NAPLES, Fla. — UPDATE :
As of this morning The Collier County Museum Facilities Maintenance has made a temporary repair to the pillars. At this time the museum is working to permanently repair the pillars.
Markers for the unknown, along the intersection of Pine Ridge Road and Goodlette-Frank Road in Naples, stand stone pillars for African Americans who resided in Collier County in the 1920s and early 40s. These pillars known as “Plot N” were part of Rosemary Cemetery just one block away. However, due to segregation, and development, the alleged 7 adults and 1 child rest here, along this busy street.
Fred Saunders of Naples did some research finding out who might be buried underneath.
“ I stumbled across this story researching the railroads that used to run down here. The legend was that these were railroad workers that were buried alongside the railroad that now Goodlette-Frank Road. 80, 90, 100 years later it’s just a grass strip with four poles sitting there” said Fred Saunders.
Upset by the damage and lack of care of this sight Saunders says he wants answers.
“But what we do know is there there are pioneers that have been there for almost 100 years, and there is nothing but 4 concrete poles, 2 of them are dilapidated and laying in the bushes now,” said Saunders.
We reached out to Collier County museums for those answers, providing a place map of graves along us 41, they tell us, they are aware of the history that lies beneath.

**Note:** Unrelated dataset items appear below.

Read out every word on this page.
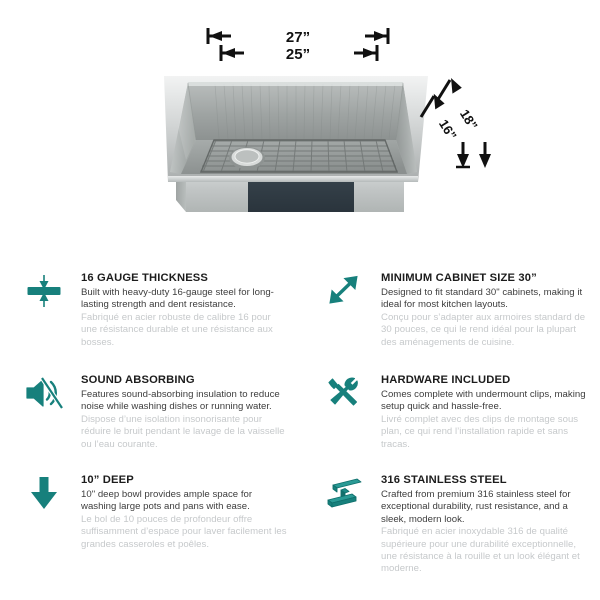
27”
25”
16”
18”

16 GAUGE THICKNESS

Built with heavy-duty 16-gauge steel for long-lasting strength and dent resistance.

Fabriqué en acier robuste de calibre 16 pour une résistance durable et une résistance aux bosses.

MINIMUM CABINET SIZE 30”

Designed to fit standard 30" cabinets, making it ideal for most kitchen layouts.

Conçu pour s’adapter aux armoires standard de 30 pouces, ce qui le rend idéal pour la plupart des aménagements de cuisine.

SOUND ABSORBING

Features sound-absorbing insulation to reduce noise while washing dishes or running water.

Dispose d’une isolation insonorisante pour réduire le bruit pendant le lavage de la vaisselle ou l’eau courante.

HARDWARE INCLUDED

Comes complete with undermount clips, making setup quick and hassle-free.

Livré complet avec des clips de montage sous plan, ce qui rend l’installation rapide et sans tracas.

10” DEEP

10" deep bowl provides ample space for washing large pots and pans with ease.

Le bol de 10 pouces de profondeur offre suffisamment d’espace pour laver facilement les grandes casseroles et poêles.

316 STAINLESS STEEL

Crafted from premium 316 stainless steel for exceptional durability, rust resistance, and a sleek, modern look.

Fabriqué en acier inoxydable 316 de qualité supérieure pour une durabilité exceptionnelle, une résistance à la rouille et un look élégant et moderne.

“ Towards the end of May our staff went to check on Rosemary Cemetery, and drove around the corner and saw that those markers had been damaged, hit by a car a piece of lawn equipment or something,” said Amanda Townsend, Director of Collier County Museums.
Townsend says they have sent staff out to try and repair the damage.
“And what happened is when they went to straighten them, they weren’t just bent over but they were in fact broken off. So they staff laid them to the side until we can figure out the best way to repair them” said Townsend.
Townsend says at this time the land is privately owned and The Collier County Museum is working to gain ownership, but Saunders says, that's not enough, he wants pillars repaired and recognized properly.
“We need to mark this off, this need to be documented, researched, and if we can find out who is there let’s do that, but if nothing else let’s respect them from here on out,” said Fred Saunders.